Oh, that’s right. We don’t have to upset the children when we’re United as the Oborg. We can just pull those 150,000 Americans in Iraq out of the cities and let ’em guard the oilfields. Forget the cities. We can just pack Afghanistan with mercenaries- they won’t tell the folks at home about the narcotics either.
We can give all the money to the banksters, just like Bu$hie did, and people will just Trust and Believe as the next bubble is blown. We can convince them to reform health care, and make a killing for the banksters who run the insurance corps, too. The Market will love it.
I knew a Shining Path Maoist once who voted for Republicans whenever he could, because he was convinced that the Republicans would down their own Empire the quickest. I’m beginning to think he was wrong- because the same Aristocrats end up screwing each other and everyone else no matter who’s installed as the figurehead.
papau
he left is about to totally give up on this character. We said he was corporate – they (DU left) said Hillary had met/joined the DLC – we said he was on the right and a 3rd Bush Term – we said he would protect coal – they said he meant what he said and a cap and trade global warming bill would be passed in the first year – we said Hillary represented the civil rights break through – they said how can a (half white) “black” man not represent more of a break through – we said Hillary was real about her support for gay rights – they said “Don’t ask/Don’t tell” would be repealed in the first year – we said Hillary would end the unconstitutional snooping/prisons/rendition to other countries for torture – they said he was a constitutional lawyer College Professor (actually title was instructor) and obviously would do the same as Hillary – we said Hillary would reform health CARE rather than a few insurance contract provisions – they said he was not in the pocket of the insurance companies and would again do the same as Hillary.
Seems they were wrong on every point – I can’t think of a thing that he has accomplished. Heck – we even continue to have unconstitutional presidential “signing statements” veto’s and Justice in court defending Bush practices.
And now being open to dropping the public plan option is the last straw.
Myra Masson
I never predict anything! But, my strong feeling suggests that our Prez.(whom I helped put in office) takes a stand FOR Medicare-For-All and rams it through this Democratic congress or he will drop like rock with his past supporters. That means one term for him! He will have broken his word.
Linda Sutton
This is not a time to stand down and become couch pototoes. This is the time to get out and do FORUMS that explain single payer healthcare, or MEDICARE FOR ALL, which would be a better way to get the idea across. Progressive Democrats of Los Angeles has been doing a series or forums with California One Care, Physicians for National Healthcare program, and Dr. Jo Olson, former head of the CA Progressive Caucus. We’ve had overflow crowds at each of five locations.
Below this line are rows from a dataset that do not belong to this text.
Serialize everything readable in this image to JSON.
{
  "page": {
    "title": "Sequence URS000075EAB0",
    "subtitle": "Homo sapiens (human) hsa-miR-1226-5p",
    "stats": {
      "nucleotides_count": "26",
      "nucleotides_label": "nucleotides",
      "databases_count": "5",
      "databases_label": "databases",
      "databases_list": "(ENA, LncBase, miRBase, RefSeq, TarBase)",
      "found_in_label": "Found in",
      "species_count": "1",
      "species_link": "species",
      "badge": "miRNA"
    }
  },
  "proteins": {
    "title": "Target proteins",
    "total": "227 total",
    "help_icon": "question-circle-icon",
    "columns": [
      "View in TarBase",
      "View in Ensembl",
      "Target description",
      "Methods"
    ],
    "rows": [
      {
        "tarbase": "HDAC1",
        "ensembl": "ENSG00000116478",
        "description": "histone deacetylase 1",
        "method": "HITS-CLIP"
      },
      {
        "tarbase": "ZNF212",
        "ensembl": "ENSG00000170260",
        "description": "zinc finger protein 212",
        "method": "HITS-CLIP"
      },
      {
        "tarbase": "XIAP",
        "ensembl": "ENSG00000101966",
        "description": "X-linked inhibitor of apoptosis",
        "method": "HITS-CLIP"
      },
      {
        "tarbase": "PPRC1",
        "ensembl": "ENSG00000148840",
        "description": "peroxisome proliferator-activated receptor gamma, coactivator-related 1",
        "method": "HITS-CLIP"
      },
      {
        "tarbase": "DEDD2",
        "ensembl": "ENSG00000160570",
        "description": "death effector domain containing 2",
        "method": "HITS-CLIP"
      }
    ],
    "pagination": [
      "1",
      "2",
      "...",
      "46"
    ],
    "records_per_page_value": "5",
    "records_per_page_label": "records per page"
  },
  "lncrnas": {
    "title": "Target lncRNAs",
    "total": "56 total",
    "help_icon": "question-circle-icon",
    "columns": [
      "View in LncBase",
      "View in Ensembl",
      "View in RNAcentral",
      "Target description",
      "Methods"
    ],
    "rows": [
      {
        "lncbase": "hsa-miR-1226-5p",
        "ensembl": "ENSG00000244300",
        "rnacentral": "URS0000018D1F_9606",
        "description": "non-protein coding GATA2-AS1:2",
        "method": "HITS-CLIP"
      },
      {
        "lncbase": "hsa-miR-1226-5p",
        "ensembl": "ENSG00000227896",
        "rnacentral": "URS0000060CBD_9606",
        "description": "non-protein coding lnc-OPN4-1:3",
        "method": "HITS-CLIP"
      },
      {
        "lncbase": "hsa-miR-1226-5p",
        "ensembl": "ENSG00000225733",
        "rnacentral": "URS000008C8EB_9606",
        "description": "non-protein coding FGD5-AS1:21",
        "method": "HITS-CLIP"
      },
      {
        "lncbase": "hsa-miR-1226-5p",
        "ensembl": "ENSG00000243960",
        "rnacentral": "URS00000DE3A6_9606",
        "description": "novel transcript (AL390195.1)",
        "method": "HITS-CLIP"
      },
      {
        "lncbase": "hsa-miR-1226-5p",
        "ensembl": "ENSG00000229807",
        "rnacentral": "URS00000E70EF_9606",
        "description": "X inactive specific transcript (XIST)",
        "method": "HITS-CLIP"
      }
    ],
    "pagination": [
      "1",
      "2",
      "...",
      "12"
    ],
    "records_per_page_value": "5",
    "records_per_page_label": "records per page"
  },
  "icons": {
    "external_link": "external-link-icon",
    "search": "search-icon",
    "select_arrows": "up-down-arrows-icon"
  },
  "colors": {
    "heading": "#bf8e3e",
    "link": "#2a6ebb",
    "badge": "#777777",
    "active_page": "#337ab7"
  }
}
People are REALLY HUNGRY to get the real facts on healthcare, and as we all know, there really IS only one set of FACTS in spite of the propaganda mongers bought by the for-profit insurance monopolies and their minions.
Gail F. Gurman
This might seem like a simplistic idea, but I believe that we should continue to fight for a single payor universal health plan. Call it something simple like “Medicare for Everyone” ! Then perhaps the neysayers will be stopped. Most people would never give up their medicare. Many do not recognize that it is a single payor universal healthcare plan for those 65 +. Even right wing “nut jobs” would not give up their SOCIALIZED Medicare.
Hope that Obama does NOT give up on the Public Option, if that is the best that we can get passed. In my opinion, a bill without a Public Option would simply serve to line the pockets of private insurance companies and the drug manufacturers. The CEOs would benefit, not the American people. Let’s fight on in memory of Sen. Edward Kennedy!